The NFL has announced the 2018 draft will be held in the Dallas Cowboys' home, AT&T Stadium. Dallas — or technically Arlington, Texas — will be the third city to host the draft in three years, following Chicago and Philly. 

It has been rumored for months that Jerry Jones had his city as the favorite to host the next draft. Turns out those rumors were right. 

Good luck topping what Philly did in 2017 though. 

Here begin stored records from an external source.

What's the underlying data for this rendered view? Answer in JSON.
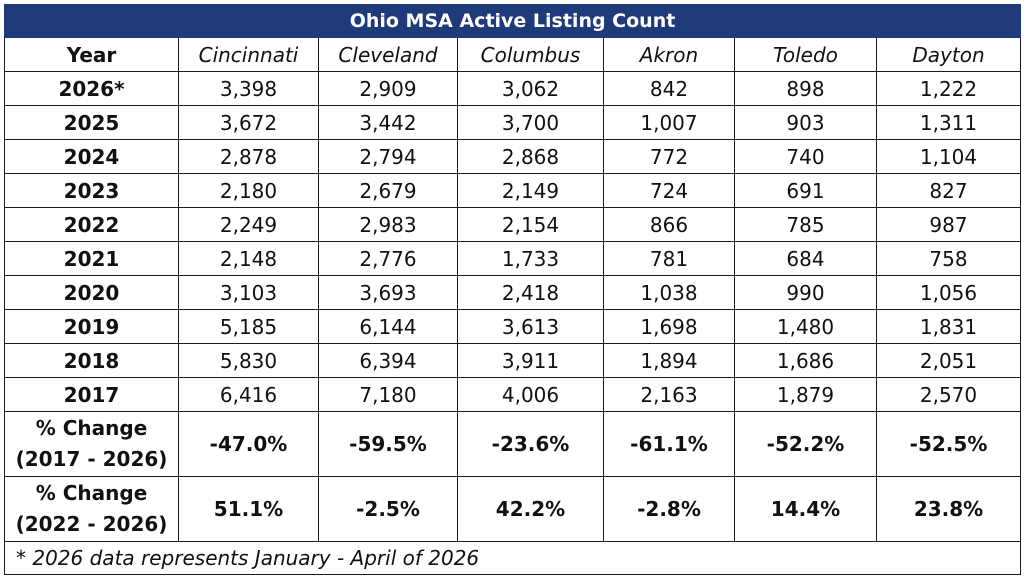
{
  "chart_data": {
    "type": "table",
    "title": "Ohio MSA Active Listing Count",
    "year_header": "Year",
    "columns": [
      "Cincinnati",
      "Cleveland",
      "Columbus",
      "Akron",
      "Toledo",
      "Dayton"
    ],
    "rows": [
      {
        "year": "2026*",
        "values": [
          "3,398",
          "2,909",
          "3,062",
          "842",
          "898",
          "1,222"
        ]
      },
      {
        "year": "2025",
        "values": [
          "3,672",
          "3,442",
          "3,700",
          "1,007",
          "903",
          "1,311"
        ]
      },
      {
        "year": "2024",
        "values": [
          "2,878",
          "2,794",
          "2,868",
          "772",
          "740",
          "1,104"
        ]
      },
      {
        "year": "2023",
        "values": [
          "2,180",
          "2,679",
          "2,149",
          "724",
          "691",
          "827"
        ]
      },
      {
        "year": "2022",
        "values": [
          "2,249",
          "2,983",
          "2,154",
          "866",
          "785",
          "987"
        ]
      },
      {
        "year": "2021",
        "values": [
          "2,148",
          "2,776",
          "1,733",
          "781",
          "684",
          "758"
        ]
      },
      {
        "year": "2020",
        "values": [
          "3,103",
          "3,693",
          "2,418",
          "1,038",
          "990",
          "1,056"
        ]
      },
      {
        "year": "2019",
        "values": [
          "5,185",
          "6,144",
          "3,613",
          "1,698",
          "1,480",
          "1,831"
        ]
      },
      {
        "year": "2018",
        "values": [
          "5,830",
          "6,394",
          "3,911",
          "1,894",
          "1,686",
          "2,051"
        ]
      },
      {
        "year": "2017",
        "values": [
          "6,416",
          "7,180",
          "4,006",
          "2,163",
          "1,879",
          "2,570"
        ]
      }
    ],
    "change_rows": [
      {
        "label_line1": "% Change",
        "label_line2": "(2017 - 2026)",
        "values": [
          "-47.0%",
          "-59.5%",
          "-23.6%",
          "-61.1%",
          "-52.2%",
          "-52.5%"
        ]
      },
      {
        "label_line1": "% Change",
        "label_line2": "(2022 - 2026)",
        "values": [
          "51.1%",
          "-2.5%",
          "42.2%",
          "-2.8%",
          "14.4%",
          "23.8%"
        ]
      }
    ],
    "footnote": "* 2026 data represents January - April of 2026"
  },
  "colors": {
    "header_background": "#1f3a79",
    "header_text": "#ffffff",
    "grid_lines": "#1a1a1a"
  }
}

“Philadelphia raised the bar by taking the Draft to another level, and this new opportunity in Dallas will enable us to continue the event’s evolution and grow it even further,” commissioner Roger Goodell said in a statement. “We are grateful to the Dallas Cowboys, the cities of Arlington, Dallas, and Frisco, and the Dallas Sports Commission for their leadership in turning this vision into reality.” 

The 2018 draft will begin on April 26. The NFL's release said the draft site will include the field, stands and outdoor plazas. 

According to the NFL, at the 2017 draft, a record 250,000 fans attended the three-day event along the Ben Franklin Parkway. The estimated economic impact for the city was $94.9 million. 

“The Draft was a family-friendly event for Philadelphians and visitors across the country,” Mayor Jim Kenney said. “I thank all of our public and private partners, especially the City employees and first responders, who made this event a success and allowed Philly to shine in the national spotlight once again.”

Aside from the numbers, the draft in Philly was aesthetically pleasing. The television shots from the Parkway were gorgeous and the vibe around the entire event was special. 

Things went so well, NFL Senior Vice President of Events Peter O'Reilly said the draft in Philly was a "resounding success."